Une limitation contractuelle des défauts qui ne portent pas atteinte à la stabilité est en général acceptée par la doctrine et la jurisprudence. La Commission des clauses illicite considère également ces clauses comme valable. Cette responsabilité ne touche pas l’ordre public et les parties sont libres de s’exonérer ou de limiter leur responsabilité à condition de ne pas vider de tout sens les prestations à fournir. La responsabilité qui ne touche pas à l’ordre public peut être exclue ou limitée, à condition de ne pas exclure ou limiter les fautes intentionnelles, et de ne pas exclure ou limiter de manière inacceptable les obligations contractuelles essentielles.

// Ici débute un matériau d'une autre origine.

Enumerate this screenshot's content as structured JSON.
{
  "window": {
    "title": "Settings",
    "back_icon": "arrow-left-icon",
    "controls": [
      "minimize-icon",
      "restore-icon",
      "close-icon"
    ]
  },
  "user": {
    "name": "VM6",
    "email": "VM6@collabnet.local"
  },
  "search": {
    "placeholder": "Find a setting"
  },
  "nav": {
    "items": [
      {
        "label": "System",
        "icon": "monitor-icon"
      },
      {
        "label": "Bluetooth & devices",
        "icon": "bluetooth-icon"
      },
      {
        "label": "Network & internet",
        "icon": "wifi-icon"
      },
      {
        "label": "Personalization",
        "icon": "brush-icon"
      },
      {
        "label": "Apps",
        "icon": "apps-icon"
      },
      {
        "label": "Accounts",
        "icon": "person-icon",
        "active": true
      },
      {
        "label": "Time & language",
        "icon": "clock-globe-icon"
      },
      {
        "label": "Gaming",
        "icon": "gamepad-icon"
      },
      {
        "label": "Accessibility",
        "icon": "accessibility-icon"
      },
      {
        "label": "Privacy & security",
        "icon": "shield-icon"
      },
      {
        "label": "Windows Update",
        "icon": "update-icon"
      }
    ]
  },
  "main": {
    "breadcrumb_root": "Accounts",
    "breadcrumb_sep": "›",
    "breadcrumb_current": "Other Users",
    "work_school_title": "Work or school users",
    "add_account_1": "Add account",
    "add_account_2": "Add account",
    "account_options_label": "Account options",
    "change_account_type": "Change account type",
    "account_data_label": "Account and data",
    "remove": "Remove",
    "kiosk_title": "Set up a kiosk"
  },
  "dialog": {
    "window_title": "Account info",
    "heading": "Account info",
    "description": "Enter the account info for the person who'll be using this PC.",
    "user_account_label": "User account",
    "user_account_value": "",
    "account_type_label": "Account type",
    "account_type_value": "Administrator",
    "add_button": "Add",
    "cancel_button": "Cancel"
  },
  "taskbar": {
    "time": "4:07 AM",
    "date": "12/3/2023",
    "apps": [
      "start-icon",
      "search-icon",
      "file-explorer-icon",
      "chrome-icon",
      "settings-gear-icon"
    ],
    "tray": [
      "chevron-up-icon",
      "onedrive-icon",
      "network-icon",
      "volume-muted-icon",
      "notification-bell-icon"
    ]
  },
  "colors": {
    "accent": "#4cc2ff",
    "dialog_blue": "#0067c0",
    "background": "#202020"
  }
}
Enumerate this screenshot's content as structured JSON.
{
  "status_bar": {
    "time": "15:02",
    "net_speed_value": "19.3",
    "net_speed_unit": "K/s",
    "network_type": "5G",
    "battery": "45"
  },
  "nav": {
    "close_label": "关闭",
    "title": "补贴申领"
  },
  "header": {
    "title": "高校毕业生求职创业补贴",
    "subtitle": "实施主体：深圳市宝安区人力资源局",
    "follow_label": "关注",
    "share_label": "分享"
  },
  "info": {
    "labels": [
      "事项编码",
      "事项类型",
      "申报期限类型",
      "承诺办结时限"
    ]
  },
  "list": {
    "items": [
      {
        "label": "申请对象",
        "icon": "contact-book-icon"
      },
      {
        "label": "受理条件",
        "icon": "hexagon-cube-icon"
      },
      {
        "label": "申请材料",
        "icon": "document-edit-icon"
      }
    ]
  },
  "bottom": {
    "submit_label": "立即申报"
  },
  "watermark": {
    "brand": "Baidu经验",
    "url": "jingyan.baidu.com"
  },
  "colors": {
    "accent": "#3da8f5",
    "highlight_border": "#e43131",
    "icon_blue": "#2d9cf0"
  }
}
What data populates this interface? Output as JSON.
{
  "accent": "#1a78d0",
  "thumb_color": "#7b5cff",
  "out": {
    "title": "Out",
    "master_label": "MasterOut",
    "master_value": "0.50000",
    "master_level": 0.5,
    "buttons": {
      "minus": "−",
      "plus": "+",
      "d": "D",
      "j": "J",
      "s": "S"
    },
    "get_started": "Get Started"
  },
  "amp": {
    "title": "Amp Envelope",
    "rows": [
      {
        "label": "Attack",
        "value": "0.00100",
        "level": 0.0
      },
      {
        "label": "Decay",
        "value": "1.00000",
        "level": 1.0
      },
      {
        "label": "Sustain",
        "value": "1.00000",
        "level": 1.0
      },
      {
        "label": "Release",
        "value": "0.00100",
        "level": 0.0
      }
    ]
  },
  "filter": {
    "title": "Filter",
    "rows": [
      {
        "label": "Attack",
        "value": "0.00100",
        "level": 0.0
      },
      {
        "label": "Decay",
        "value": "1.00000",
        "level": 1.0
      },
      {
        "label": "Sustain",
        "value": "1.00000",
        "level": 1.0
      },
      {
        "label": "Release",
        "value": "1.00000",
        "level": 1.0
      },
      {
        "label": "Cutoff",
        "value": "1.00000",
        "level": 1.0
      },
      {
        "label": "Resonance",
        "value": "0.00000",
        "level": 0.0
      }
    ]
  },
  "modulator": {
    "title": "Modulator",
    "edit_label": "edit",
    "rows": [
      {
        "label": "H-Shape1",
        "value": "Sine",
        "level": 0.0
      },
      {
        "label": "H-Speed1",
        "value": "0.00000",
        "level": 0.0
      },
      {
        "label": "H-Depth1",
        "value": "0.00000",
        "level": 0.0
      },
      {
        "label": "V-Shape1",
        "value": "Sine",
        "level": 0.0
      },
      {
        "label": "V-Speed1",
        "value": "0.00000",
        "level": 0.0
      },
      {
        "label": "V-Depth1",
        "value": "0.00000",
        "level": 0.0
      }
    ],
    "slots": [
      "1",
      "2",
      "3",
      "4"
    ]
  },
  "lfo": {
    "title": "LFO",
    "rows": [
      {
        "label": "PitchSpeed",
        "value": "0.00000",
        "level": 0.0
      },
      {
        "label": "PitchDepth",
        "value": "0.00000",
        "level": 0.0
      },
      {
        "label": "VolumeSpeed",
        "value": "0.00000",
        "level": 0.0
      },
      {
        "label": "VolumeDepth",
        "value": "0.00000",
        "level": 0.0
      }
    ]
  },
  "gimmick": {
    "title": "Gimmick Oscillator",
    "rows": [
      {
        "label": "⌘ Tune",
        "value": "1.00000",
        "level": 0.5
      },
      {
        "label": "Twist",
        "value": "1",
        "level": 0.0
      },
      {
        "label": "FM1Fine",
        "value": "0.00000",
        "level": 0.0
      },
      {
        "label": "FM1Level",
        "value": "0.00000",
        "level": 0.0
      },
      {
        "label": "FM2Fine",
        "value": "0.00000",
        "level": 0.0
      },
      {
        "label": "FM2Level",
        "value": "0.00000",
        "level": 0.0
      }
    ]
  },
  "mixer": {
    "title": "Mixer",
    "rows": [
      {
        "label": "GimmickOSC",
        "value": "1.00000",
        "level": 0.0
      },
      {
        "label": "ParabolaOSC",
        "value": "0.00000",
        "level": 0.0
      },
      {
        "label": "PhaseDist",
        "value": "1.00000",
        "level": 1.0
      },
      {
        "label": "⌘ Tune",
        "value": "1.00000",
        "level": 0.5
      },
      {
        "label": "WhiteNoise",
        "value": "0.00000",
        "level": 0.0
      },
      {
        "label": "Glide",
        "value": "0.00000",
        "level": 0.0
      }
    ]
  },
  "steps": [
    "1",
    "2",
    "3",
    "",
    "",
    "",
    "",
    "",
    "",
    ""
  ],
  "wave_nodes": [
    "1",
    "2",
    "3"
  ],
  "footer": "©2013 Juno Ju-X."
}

Ainsi, l’exclusion contractuelle de l’in solidum reste valable pour tout ce qui ne touche pas la responsabilité décennale prévue aux art.1792 et 2270 du C.c.. Tant qu’il s’agit d’une responsabilité qui ne touche pas l’ordre public, les parties sont libres d’exclure ou de limiter leur responsabilité, dans le temps ou en étendue, à l’échelle de l’obligation de l’in solidum. Tant que les clauses ne mènent pas à vider les prestations contractuelles de tout contenu, ces clauses devront être acceptées par les tribunaux.

Comme signalé donc ci-dessus, la Cour de cassation n’a retenu que le caractère illicite de la clause, reconnue comme contraire à l’ordre public, uniquement dans le cas de la responsabilité décennale des entrepreneurs et concepteurs, régie par les art.1792 et 2270 du C.c..

La responsabilité des entrepreneurs et concepteurs va plus loin que la responsabilité pour défauts portant atteinte à la stabilité. La plus grande partie des dommages n’est pas visée par les art.1792 et 2270 du C.c.. Il est donc important de garder la clause d’exclusion de l’in solidum dans les contrats, mais uniquement pour toute responsabilité ne tombant pas sous l’application des art.1792 et 2270 du C.c..

Une exclusion générale n’est pas conseillée parce que cette clause pourrait être rejetée par les tribunaux et déclarée non valable. Dans ce cas, vous ne pourrez pas non plus l’invoquer pour les sinistres qui ne tombent pas sous l’application des art.1792 et 2270 C.c.. Il vaut donc mieux prévoir contractuellement une clause d’exclusion de l’in solidum pour tous dommages qui ne sont pas visés par les art.1792 et 2270 du C.c..

L’ARCHITECTE EST-IL UNE FOIS DE PLUS DISCRIMINÉ PAR RAPPORT AUX AUTRES INTERVENANTS À LA CONSTRUCTION?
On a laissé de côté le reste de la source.